Investigation Leads Cairo Public Utility to Lower Residential Rates for Natural Gas

Chicago — Attorney General Lisa Madigan today announced downstate Cairo Public Utility (CPU) will lower its natural gas rates as a result of an investigation by her office into the unusually high bills incurred by residents of the southern city. The lower gas rates will bring significant savings to consumers as the winter heating season begins.

Madigan launched her investigation last year into CPU in response to requests from residents and the Concerned Citizens for the Recovery of Cairo. The Attorney General found gas bills were unusually high, in part because the totals in the bills included higher portions of the utility’s overhead costs than that of neighboring utilities. The investigation also found that the utility unnecessarily applied a surcharge of 5 to 8 percent in years when CPU income exceeded its costs. Because CPU is a not-for-profit, its revenues should not exceed its costs on a regular basis.

As a result of Madigan’s investigation, CPU officials agreed to lower rates beginning with November bills for residents and small businesses to $1.19 per gas unit down from the price of $1.39 and a recent high of $1.79. The Attorney General’s Office found that the new, lower price would still adequately cover the utility’s natural gas and operational costs.

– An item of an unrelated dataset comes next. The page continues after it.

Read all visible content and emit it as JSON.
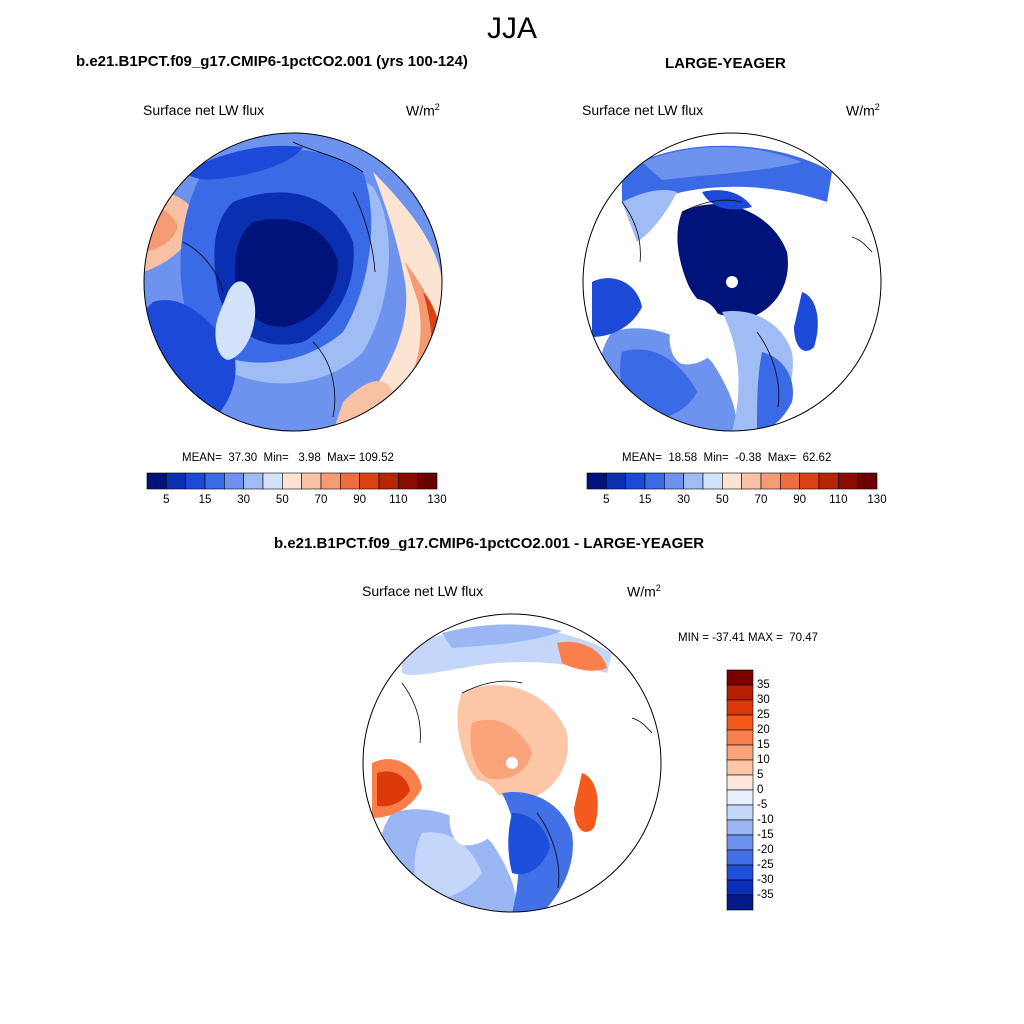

“Our focus was to determine whether Cairo Public Utility was charging fair prices to consumers and efficiently running its business in a way that protects consumers from unnecessarily high prices,” Attorney General Madigan said. “Based on the results of our investigation, Cairo Public Utility has made the right decision to lower prices just in time for the cold winter months when consumers see their highest gas bills. The bills that consumers receive should fairly and accurately reflect the costs for the utility to do business.”

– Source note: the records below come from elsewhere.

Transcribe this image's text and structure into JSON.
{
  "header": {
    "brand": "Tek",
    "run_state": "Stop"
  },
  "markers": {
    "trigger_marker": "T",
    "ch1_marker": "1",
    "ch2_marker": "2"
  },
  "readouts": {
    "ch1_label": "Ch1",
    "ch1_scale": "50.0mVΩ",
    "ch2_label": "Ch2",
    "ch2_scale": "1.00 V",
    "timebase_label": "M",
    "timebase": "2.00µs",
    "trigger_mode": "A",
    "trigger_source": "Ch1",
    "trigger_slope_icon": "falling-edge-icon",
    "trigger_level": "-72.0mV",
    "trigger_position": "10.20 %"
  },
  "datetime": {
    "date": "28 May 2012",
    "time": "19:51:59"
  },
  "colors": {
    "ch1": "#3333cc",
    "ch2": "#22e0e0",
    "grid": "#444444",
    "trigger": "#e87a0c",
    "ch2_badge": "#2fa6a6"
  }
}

Based on her investigation, Madigan has also recommended that CPU:

  • Retain a qualified, independent expert to determine the costs that industrial users impose on its system to ensure those users pay a fair share of the utility’s costs of operation.

  • Reduce its overhead costs.

  • Eliminate the surplus and adjustment surcharge in any year when CPU’s revenues exceed its costs. Madigan also questioned why the surcharge for residential and small commercial customers was based on an amount of natural gas that included large amounts used by large industrial users that do not pay the surcharge.

The Cairo Public Utility investigation is part of Madigan’s continued work to protect consumers from unfair utility bills and hold utilities accountable for rate hikes and fees.

Senior Assistant Attorney General Susan Satter and Assistant Attorney General Michael Borovik handled this investigation for Madigan’s Public Utilities Bureau.